Mr. Boone said that if he were in charge of standards, there would be stringent controls on material.

“It must be majority approved … voluntary … and self-imposed,” he said, clad in a yellow blazer, black slacks, a canary yellow tie and white leather shoes. “Censorship is healthy for any society, and that goes for arts, entertainment, anything. Self-imposed means that the majority of people say that is what we want, and it can be changed if people’s attitudes change, which is how a democratic society works.”

Figures like radio announcer Howard Stern, who has been fined and his show banned from several stations for broadcasts that have been called offensive and vulgar, “shows no discipline and no self-restraint at all.”

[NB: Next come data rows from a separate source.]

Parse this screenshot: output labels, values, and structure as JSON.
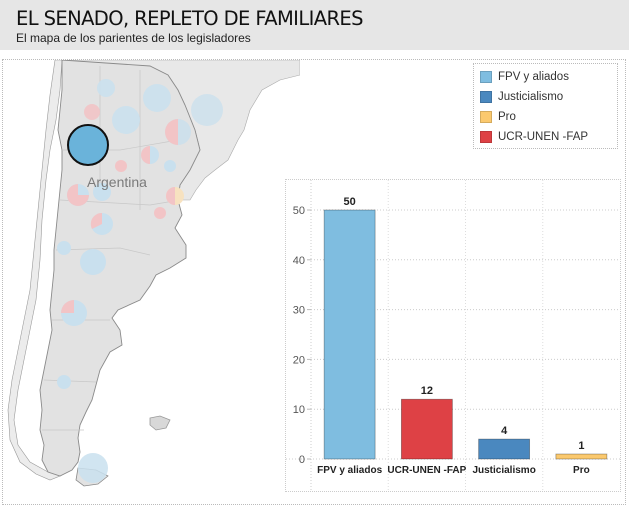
{
  "header": {
    "title": "EL SENADO, REPLETO DE FAMILIARES",
    "subtitle": "El mapa de los parientes de los legisladores"
  },
  "map": {
    "country_label": "Argentina",
    "colors": {
      "land": "#e4e4e4",
      "border": "#888888",
      "highlight_fill": "#6ab3da",
      "faded_blue": "#c9e0ee",
      "faded_red": "#f2c4c6",
      "faded_orange": "#f7e2c0"
    }
  },
  "legend": {
    "items": [
      {
        "label": "FPV y aliados",
        "color": "#7fbde0"
      },
      {
        "label": "Justicialismo",
        "color": "#4a88bf"
      },
      {
        "label": "Pro",
        "color": "#fbc96e"
      },
      {
        "label": "UCR-UNEN -FAP",
        "color": "#de4145"
      }
    ]
  },
  "chart_data": {
    "type": "bar",
    "title": "",
    "xlabel": "",
    "ylabel": "",
    "categories": [
      "FPV y aliados",
      "UCR-UNEN -FAP",
      "Justicialismo",
      "Pro"
    ],
    "values": [
      50,
      12,
      4,
      1
    ],
    "data_labels": [
      "50",
      "12",
      "4",
      "1"
    ],
    "colors": [
      "#7fbde0",
      "#de4145",
      "#4a88bf",
      "#fbc96e"
    ],
    "ylim": [
      0,
      54
    ],
    "yticks": [
      0,
      10,
      20,
      30,
      40,
      50
    ],
    "grid": true,
    "legend": "top-right"
  }
}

When Mr. Boone was invited to appear on Mr. Stern’s radio show several years ago, the singer agreed, but with a simple stipulation.

“I said that I will if Howard will give me just a gentleman’s promise that he will not say anything filthy about my wife or my daughter Debbie then I’ll come on. He wouldn’t even do that, so I did not go on. I said that if I did go on and he said scandalous things about my family I would be forced to walk out or punch him in his big nose.”

Of Mr. Reagan, Mr. Boone recalled an anticommunism rally about 40 years ago when a speech by the future president stirred him.

“I remember we were leaving, my wife, Shirley, and I, and I said, ‘Man, it’s too bad a guy like Ronald Reagan doesn’t run for office,’ ” he recalled. Mr. Reagan became governor of California a short time later, in 1967.

Mr. Boone has always been what he is: unapologetically inoffensive, a man in white bucks and sweater who cranked out 1950s pop hits that were the antidote to the renegade that was Presley. He still holds the Billboard magazine record of 200 consecutive weeks on the charts with more than one song at a time holding down a slot.

When he and Presley shared a bill at a 1955 sock hop in Cleveland, Mr. Boone already had a hit with “Two Hearts and Two Kisses.” But he had heard things about the young, hillbilly singer from Tupelo, Miss.

“I was backstage and Elvis came in with his entourage. He had one even then,” Mr. Boone said. “I had on my nice clothes, a tie and a button-up shirt my white buck shoes and he had his collar turned up and his hair was long and greasy. And I said to him, ‘Hi, I’m Pat Boone.’ And he had this weak, wet handshake and he kind of mumbled something to me, he was very insecure.”